Com isso, uma população urbana, mulher profissionalizada, e as influências externas o tempo ganha destaque, junto a ele ganham espaço no mercado a refeição tomada fora de casa e um alimento de rápido preparo (daí um aumento da cultura do fast-food, dos alimentos pré-peparados, ricos em aditivos, conservantes e gorduras). Esse fator também contribuiu para que as famílias acabassem comendo mais alimentos industrializados e calóricos permitindo a coexistência da subnutrição e da obesidade (além de diabetes e dislipidemias) observado na sociedade brasileira nas ultimas décadas.

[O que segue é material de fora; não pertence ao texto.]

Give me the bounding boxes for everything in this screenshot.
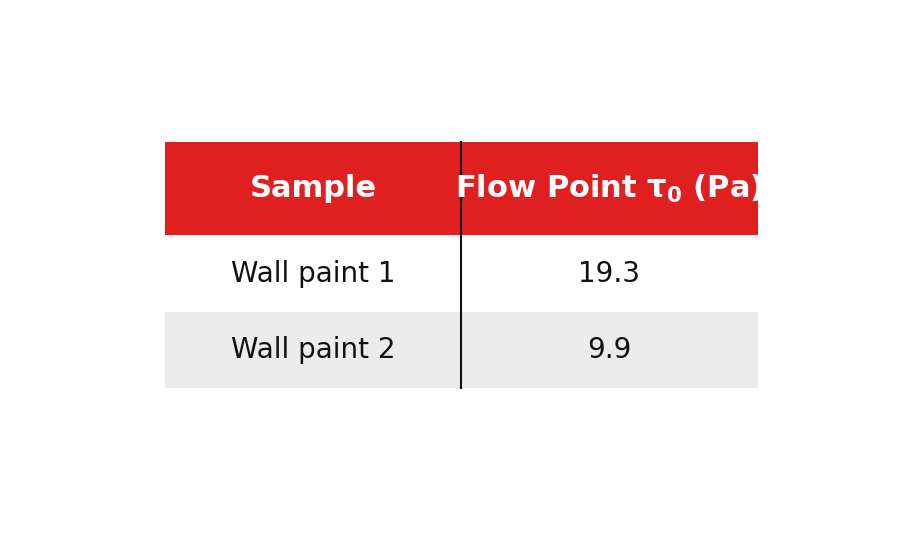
Bar [165,142,758,235]
Text: Flow Point $\mathbf{\tau_0}$ (Pa): Flow Point $\mathbf{\tau_0}$ (Pa) [455,173,763,205]
Bar [165,312,758,388]
Text: Wall paint 1: Wall paint 1 [230,260,395,288]
Text: Wall paint 2: Wall paint 2 [230,336,395,364]
Text: Sample: Sample [249,174,376,204]
Text: 19.3: 19.3 [579,260,641,288]
Bar [165,235,758,312]
Text: 9.9: 9.9 [588,336,632,364]
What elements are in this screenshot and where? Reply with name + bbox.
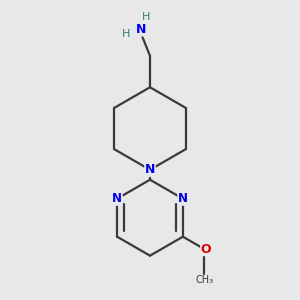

A passagem do país rural pra um país urbano, melhoria das condições de saúde e de saneamento básico bem como maior participação de trabalhadores deveriam elevar o estado físico e mental do individuo, contudo, observa-se que essas transformações interferem na renda, no estilo de vida, e também no perfil nutricional do individuo. Muito comumente, a evolução do perfil nutricional brasileiro está demonstrada em pesquisas qualitativas e quantitativamente pela ENDEF (estudo nacional da despesa da família), pelo PSNS (pesquisa nacional sobre saúde e nutrição) e PNDS (Pesquisa nacional sobre demografia e saúde) que nos esclarece que o Brasil se encontra com uma baixa prevalência de desnutrição infantil nas quais entre os principais determinantes destes avanços globais no perfil da população estão: queda da fecundidade, urbanização e saneamento básico, aumento de coberturas vacinais, redução de pessoas que se encontravam abaixo da linha de pobreza, ampliação das redes básicas de assistência e das praticas de atenção primaria a saúde, aumento da proporção alfabetizada (principalmente as mulheres) e ampliação dos meios de comunicação em massa.

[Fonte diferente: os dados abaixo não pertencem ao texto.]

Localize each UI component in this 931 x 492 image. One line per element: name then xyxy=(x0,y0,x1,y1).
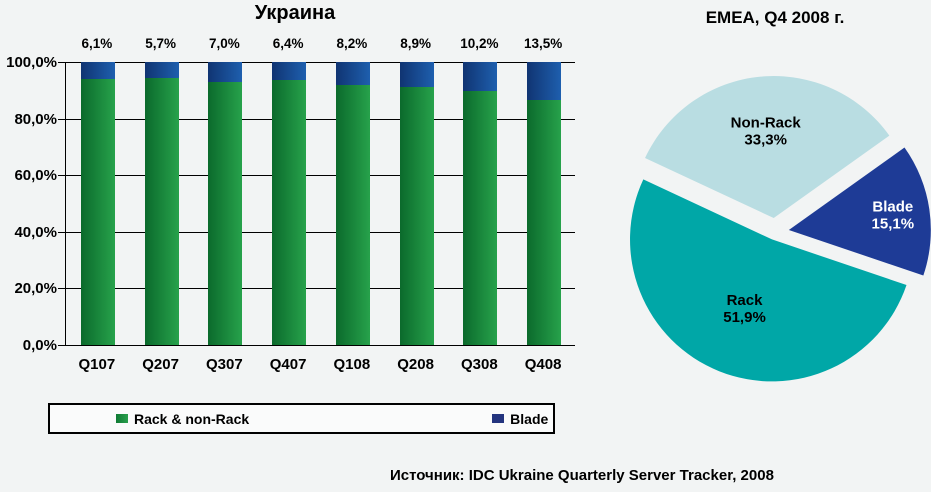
y-axis-tick-label: 0,0% xyxy=(22,337,57,354)
y-axis-tick xyxy=(58,288,66,290)
bar-value-label: 8,9% xyxy=(400,36,432,51)
bar-value-label: 6,4% xyxy=(272,36,304,51)
x-axis-category-label: Q208 xyxy=(397,356,434,373)
bar-value-label: 8,2% xyxy=(336,36,368,51)
bar-segment-rack xyxy=(80,79,115,345)
bar-segment-rack xyxy=(399,87,434,345)
x-axis-category-label: Q308 xyxy=(461,356,498,373)
legend-label-blade: Blade xyxy=(510,410,549,427)
pie-slice-label-rack: Rack 51,9% xyxy=(723,292,766,326)
stacked-bar-Q107 xyxy=(80,62,115,345)
y-axis-tick-label: 40,0% xyxy=(14,223,57,241)
bar-segment-blade xyxy=(272,62,307,81)
bar-segment-rack xyxy=(272,80,307,345)
x-axis-category-label: Q107 xyxy=(78,356,116,373)
y-axis-tick xyxy=(58,62,66,63)
stacked-bar-Q208 xyxy=(399,62,434,345)
x-axis-category-label: Q307 xyxy=(206,356,243,373)
pie-slice-label-blade: Blade 15,1% xyxy=(872,199,915,233)
legend-item-rack-nonrack: Rack & non-Rack xyxy=(116,411,249,427)
legend-swatch-blue xyxy=(492,414,505,423)
bar-segment-blade xyxy=(335,62,370,86)
y-axis-tick-label: 80,0% xyxy=(14,110,57,128)
bar-segment-blade xyxy=(463,62,498,91)
x-axis-category-label: Q407 xyxy=(269,356,307,373)
y-axis-tick-label: 100,0% xyxy=(6,54,57,71)
x-axis-category-label: Q408 xyxy=(524,356,562,373)
y-axis-tick xyxy=(58,231,66,233)
pie-chart-title: EMEA, Q4 2008 г. xyxy=(705,8,845,27)
legend-label-rack-nonrack: Rack & non-Rack xyxy=(134,410,250,427)
stacked-bar-Q408 xyxy=(527,62,562,345)
bar-chart-title: Украина xyxy=(254,2,336,24)
stacked-bar-Q308 xyxy=(463,62,498,345)
legend-swatch-green xyxy=(116,414,128,423)
pie-slice-non-rack xyxy=(645,76,890,219)
bar-value-label: 5,7% xyxy=(145,36,177,51)
gridline xyxy=(66,175,575,177)
gridline xyxy=(66,62,575,63)
bar-segment-blade xyxy=(399,62,434,88)
bar-value-label: 6,1% xyxy=(81,36,113,51)
y-axis-tick xyxy=(58,175,66,177)
bar-segment-blade xyxy=(208,62,243,82)
stacked-bar-Q307 xyxy=(208,62,243,345)
stacked-bar-Q108 xyxy=(335,62,370,345)
stacked-bar-Q207 xyxy=(144,62,179,345)
y-axis-tick-label: 20,0% xyxy=(14,280,57,298)
gridline xyxy=(66,231,575,233)
pie-slice-rack xyxy=(630,179,907,382)
gridline xyxy=(66,118,575,120)
bar-segment-rack xyxy=(463,90,498,345)
source-caption: Источник: IDC Ukraine Quarterly Server T… xyxy=(390,467,774,484)
bar-segment-rack xyxy=(335,85,370,345)
bar-chart-plot-area xyxy=(58,62,575,346)
stacked-bar-Q407 xyxy=(272,62,307,345)
x-axis-line xyxy=(66,345,575,346)
bar-value-label: 10,2% xyxy=(460,36,499,51)
bar-segment-blade xyxy=(80,62,115,80)
y-axis-tick xyxy=(58,118,66,120)
gridline xyxy=(66,288,575,290)
pie-slice-label-non-rack: Non-Rack 33,3% xyxy=(731,114,802,148)
bar-segment-rack xyxy=(144,78,179,345)
bar-segment-rack xyxy=(527,100,562,345)
pie-slice-blade xyxy=(788,147,931,276)
x-axis-category-label: Q207 xyxy=(142,356,179,373)
bar-segment-blade xyxy=(527,62,562,101)
legend-item-blade: Blade xyxy=(492,411,548,427)
y-axis-tick xyxy=(58,345,66,346)
bar-chart-legend: Rack & non-Rack Blade xyxy=(48,403,555,434)
x-axis-category-label: Q108 xyxy=(333,356,371,373)
bar-segment-rack xyxy=(208,81,243,345)
bar-value-label: 13,5% xyxy=(523,36,563,51)
y-axis-tick-label: 60,0% xyxy=(14,167,57,185)
bar-value-label: 7,0% xyxy=(208,36,240,51)
bar-segment-blade xyxy=(144,62,179,79)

Observa-se, porém, que essa redução mesmo tendo ocorrido em todo território brasileiro, não ocorreu de maneira uniforme. Isso acontece por inúmeros motivos dentre eles a estrutura demográfica (as pessoas se concentram mais nas cidades onde gastam menos energia devido ao acesso a transportes e também possuem acesso a variados tipos de alimentos, principalmente os industrializados), redução do tamanho da família e logo maior disponibilidade de alimentos para os indivíduos da família, uma dieta desequilibrada com o predomínio de alimentos muitos calóricos e de fácil acesso (cereais, óleo e açúcar) a população mais carente.